When and how do invasions change the diversity and stability of resident communities?
Overall, our results were consistent with the classic diversity-stability hypothesis which states that more diverse ecosystems are more resilient to disturbance (Elton 1927; Tilman & Downing 1994; Rooney & McCann 2012). However, we also observed results that deviated from this relationship: invaders could either stabilise communities by increasing local diversity, or they could disrupt initial community stability (e.g. by integrating an invading predator that destabilises the local community) and cause species extinctions. Invaders affected the diversity and stability of resident communities even when their presence was only temporary. These contrasting findings highlight the ambivalent role of invasions as both contributors to and threats to local biodiversity (e.g., Henriksson et al. 2016; Tomiolo & Ward 2018).

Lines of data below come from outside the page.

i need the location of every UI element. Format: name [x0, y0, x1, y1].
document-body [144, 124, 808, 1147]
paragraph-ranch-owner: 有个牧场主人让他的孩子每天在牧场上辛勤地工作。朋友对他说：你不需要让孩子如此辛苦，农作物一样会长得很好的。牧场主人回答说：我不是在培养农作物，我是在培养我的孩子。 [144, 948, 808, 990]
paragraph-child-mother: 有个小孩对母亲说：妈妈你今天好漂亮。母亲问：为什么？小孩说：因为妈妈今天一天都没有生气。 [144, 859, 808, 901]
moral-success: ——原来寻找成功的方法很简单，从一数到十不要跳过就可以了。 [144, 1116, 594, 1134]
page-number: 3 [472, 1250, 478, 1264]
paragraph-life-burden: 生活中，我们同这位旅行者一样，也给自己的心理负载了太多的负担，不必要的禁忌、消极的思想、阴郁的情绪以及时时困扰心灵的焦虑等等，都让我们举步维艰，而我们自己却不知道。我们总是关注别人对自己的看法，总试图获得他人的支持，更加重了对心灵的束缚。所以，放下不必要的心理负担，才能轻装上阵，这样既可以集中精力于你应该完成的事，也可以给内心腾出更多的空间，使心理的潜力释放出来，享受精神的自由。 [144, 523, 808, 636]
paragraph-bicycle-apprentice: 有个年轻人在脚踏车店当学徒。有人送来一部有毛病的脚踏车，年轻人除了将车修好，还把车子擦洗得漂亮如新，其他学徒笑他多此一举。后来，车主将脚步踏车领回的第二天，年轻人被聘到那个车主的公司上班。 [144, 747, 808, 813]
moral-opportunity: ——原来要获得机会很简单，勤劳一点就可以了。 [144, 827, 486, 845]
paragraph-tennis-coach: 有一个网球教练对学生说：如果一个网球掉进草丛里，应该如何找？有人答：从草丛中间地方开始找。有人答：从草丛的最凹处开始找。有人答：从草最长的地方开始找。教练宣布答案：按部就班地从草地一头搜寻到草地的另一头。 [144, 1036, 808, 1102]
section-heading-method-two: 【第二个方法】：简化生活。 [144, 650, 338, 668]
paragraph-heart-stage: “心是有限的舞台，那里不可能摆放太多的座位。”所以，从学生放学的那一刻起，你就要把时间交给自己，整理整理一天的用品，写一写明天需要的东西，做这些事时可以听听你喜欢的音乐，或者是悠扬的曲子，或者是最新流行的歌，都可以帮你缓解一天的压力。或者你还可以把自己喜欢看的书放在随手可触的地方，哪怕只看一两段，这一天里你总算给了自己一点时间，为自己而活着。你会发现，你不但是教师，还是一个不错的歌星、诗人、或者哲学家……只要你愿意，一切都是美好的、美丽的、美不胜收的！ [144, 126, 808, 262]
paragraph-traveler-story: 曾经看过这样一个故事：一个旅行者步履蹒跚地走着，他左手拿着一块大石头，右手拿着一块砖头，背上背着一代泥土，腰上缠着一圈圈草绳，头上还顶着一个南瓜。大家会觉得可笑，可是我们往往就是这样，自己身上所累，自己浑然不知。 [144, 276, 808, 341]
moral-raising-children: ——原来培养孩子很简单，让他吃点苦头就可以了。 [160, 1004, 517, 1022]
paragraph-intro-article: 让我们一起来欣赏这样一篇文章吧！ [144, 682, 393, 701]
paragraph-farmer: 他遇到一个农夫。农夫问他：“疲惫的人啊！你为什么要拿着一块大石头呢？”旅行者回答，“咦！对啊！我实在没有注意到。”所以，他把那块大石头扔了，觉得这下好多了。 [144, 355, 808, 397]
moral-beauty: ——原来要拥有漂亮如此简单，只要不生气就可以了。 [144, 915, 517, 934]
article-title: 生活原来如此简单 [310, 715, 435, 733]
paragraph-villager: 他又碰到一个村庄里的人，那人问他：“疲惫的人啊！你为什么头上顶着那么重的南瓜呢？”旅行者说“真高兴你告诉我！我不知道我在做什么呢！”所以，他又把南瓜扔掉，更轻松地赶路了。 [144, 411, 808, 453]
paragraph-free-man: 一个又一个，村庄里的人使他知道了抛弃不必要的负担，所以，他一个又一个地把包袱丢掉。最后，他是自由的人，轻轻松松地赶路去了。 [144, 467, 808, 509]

The effect of invasion on the diversity-stability relationship depended on the outcome of the invasion in our models. Successful invasions led to variable, outcome-dependent changes in system stability. Our results suggest that one-to-one species substitutions in simple communities rarely alter system stability, while invasions that lead to increased diversity can both destabilise (outcome type: integration) and stabilise (occupancy and, to a lesser, extent integration) community dynamics. We have found that these potential changes in stability occur primarily in relatively cold, nutrient-rich environments in communities that are vulnerable to population fluctuations caused by eutrophication. These communities are sensitive to changes in vital rates, which determine the population dynamics and interactions of their constituent species (Binzer et al. 2012; Fussmann et al. 2014). For example, a long-term study of the plankton community in Lake Washington found that community stability was lowest during a period of increased nutrient loading following a successful invasion by a subsequently dominant cyanobacterium (Francis et al. 2014).

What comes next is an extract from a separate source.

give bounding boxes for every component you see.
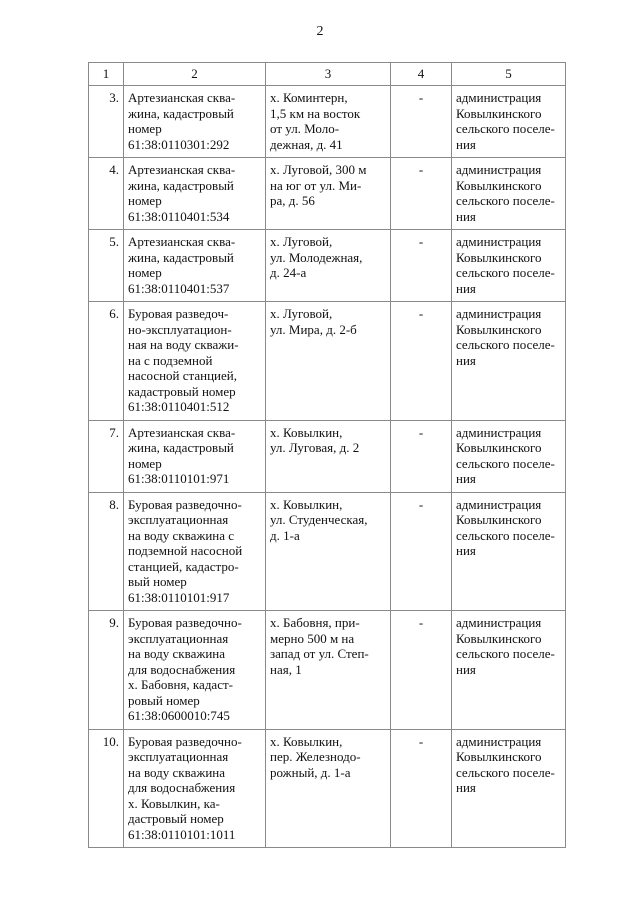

Surprisingly, our study revealed that failed invasions can still affect the diversity and stability of local communities in cold, nutrient-rich habitats prone to the paradox of enrichment. Diversity could decrease due to increased population cycles after failed invasions of smaller consumers (EC module). Diversity could also increase due to rescue by invading top predators (TC module) if their temporary presence dampened consumer-resource cycles and rescued the basal resource, but not the consumer, from the collapse caused by enrichment. Such feedbacks from transient top predators on resident species might also arise from cascading effects of an invading top predator on lower trophic levels in more complex food webs (Woodward & Hildrew 2002; Gallardo et al. 2016; Reynolds & Aldridge 2021). However, adequate evidence of the rescue effect would require long-term data, ideally from experiments with controlled introductions and subsequent removal of the invading species (Bell et al. 2003).